Lastly, engaging in hands-on experiences and reflective thinking allows golfers to develop an understanding of the underlying golf swing mechanics and make informed adjustments to their technique. Experiential learning recognizes that mastering golf swing mechanics goes beyond acquiring theoretical knowledge—it involves careful development of physical skills and muscle memory through repeated practice and feedback from others.

Experiential learning proves to be a valuable approach in enhancing golf swing mechanics. By embracing hands-on experiences and reflective thinking, golfers can deepen their understanding, refine their technique, and take charge of their own learning journey. Through experiential learning, the path to mastering golf swing mechanics becomes an engaging and meaningful process.

I agree with Colby’s feelings of only being motivated to learn when I am directly interested in the learning material. I also find that post-secondary undergraduate education (especially in engineering) has a very rigid framework and gives little freedom to students to choose what they want to learn. There is a distinct difference between the level of knowledge required to pass a class, and the level of knowledge required to fully understand and grasp all concepts from the class material. Thus, it is up to students and learners in general to take it upon themselves to invest in the learning that interests them and further their understanding of the topics. I also agree that I have performed much better in the courses for which I have a passion, and that staying motivated to study during other classes is a complete struggle.

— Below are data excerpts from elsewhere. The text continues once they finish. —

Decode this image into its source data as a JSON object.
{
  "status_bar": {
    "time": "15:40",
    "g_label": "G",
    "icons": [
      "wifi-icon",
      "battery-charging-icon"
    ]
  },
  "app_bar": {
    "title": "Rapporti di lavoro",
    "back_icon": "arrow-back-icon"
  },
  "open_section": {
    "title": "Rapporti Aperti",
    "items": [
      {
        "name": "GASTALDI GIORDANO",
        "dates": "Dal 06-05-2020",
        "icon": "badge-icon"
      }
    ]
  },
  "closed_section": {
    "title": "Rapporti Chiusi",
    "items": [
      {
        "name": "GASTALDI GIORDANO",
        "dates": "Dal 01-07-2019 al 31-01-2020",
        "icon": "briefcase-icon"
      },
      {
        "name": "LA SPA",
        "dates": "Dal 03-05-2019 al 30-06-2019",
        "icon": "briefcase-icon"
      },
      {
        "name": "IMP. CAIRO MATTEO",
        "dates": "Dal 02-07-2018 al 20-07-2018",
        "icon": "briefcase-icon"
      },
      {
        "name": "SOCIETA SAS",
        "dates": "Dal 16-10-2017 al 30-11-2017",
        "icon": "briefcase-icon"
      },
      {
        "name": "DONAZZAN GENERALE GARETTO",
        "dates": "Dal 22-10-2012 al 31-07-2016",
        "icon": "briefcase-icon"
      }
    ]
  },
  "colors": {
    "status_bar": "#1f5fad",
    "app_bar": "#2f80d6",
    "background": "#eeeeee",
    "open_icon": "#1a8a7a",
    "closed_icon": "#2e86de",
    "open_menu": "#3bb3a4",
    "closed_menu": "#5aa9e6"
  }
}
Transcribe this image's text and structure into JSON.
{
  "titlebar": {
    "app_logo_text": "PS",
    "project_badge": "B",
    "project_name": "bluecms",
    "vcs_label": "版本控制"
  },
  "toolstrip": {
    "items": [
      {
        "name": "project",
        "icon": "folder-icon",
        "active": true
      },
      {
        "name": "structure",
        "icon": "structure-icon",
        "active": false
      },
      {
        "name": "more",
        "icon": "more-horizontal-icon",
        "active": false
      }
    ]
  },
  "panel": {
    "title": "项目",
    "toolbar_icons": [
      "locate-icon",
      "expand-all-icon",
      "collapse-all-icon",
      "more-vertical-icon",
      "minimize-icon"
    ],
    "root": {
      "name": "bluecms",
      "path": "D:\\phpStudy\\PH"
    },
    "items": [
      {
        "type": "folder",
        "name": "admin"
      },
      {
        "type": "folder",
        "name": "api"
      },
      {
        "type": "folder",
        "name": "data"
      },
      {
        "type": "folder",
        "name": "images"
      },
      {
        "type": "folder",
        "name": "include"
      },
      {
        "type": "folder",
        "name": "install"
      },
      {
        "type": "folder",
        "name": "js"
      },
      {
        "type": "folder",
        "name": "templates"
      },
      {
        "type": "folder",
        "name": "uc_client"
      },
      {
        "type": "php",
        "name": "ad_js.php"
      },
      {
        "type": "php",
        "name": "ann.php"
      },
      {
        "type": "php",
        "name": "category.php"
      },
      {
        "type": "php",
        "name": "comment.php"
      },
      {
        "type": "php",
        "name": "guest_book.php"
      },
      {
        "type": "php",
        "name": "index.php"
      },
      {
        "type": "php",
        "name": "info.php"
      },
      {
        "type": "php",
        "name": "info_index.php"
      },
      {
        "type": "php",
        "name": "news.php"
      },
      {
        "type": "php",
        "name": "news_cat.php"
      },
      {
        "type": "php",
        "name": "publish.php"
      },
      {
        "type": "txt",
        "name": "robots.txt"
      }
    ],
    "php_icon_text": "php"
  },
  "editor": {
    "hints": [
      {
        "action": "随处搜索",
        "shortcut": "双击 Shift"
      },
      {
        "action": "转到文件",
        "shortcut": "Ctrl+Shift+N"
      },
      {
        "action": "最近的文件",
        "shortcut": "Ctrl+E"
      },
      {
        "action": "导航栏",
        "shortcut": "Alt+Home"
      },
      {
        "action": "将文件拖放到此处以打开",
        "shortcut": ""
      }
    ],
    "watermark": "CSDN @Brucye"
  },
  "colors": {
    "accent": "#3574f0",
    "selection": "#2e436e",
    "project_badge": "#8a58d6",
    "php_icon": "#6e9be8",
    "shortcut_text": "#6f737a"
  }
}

Describe an example from your life of when you were taught using each method described in this article: behaviorism, cognitivism, and constructivism.

Behaviorism:

I was taught using behaviorism in elementary school, where a token economy system was used to reinforce good behaviour such as achieving high marks on quizzes/assignments, helping fellow classmates out with tasks, and having a positive attitude. These tokens could then be exchanged for various rewards at the end of each month, further reinforcing the effects of good behaviour. Inappropriate behaviour such as late assignments, talking during class, or unkind acts would result in tokens being taken away from students. The students with the lowest number of tokens at the end of each month would have to conduct a form of community work for the class that would benefit everyone, such as cleaning the classroom or other classroom chores.

Cognitivism:

In high school, I remember studying for Biology classes and using acronyms and visual imagery to help me remember concepts, ideas, and key points from the class material. This was a tremendous help as I was able to remember and retain much more information by linking and associating body parts, organisms, chemicals, and processes to create a picture in my mind that I could visualize and repeat on the tests and quizzes. Furthermore, to this day I use my knuckles and the spaces in between my fingers to remember how many days are in each month. For example, I know January has 31 days as it is a ‘peak’, as well as March, June, etc.

Constructivism:

I have experienced constructivism while in an Escape Room, where a group of people must collaborate to solve puzzles and find clues to figure out how to escape the enclosure in a certain amount of time. This involves lots of problem-solving skills, communication, constructive criticism, decision making, and collaboration among people with various backgrounds, educations, experiences, and perspectives. Thus, it makes for a perfect case of constructivism where I learned how to escape the rooms by working together with my group to find the most optimal solution.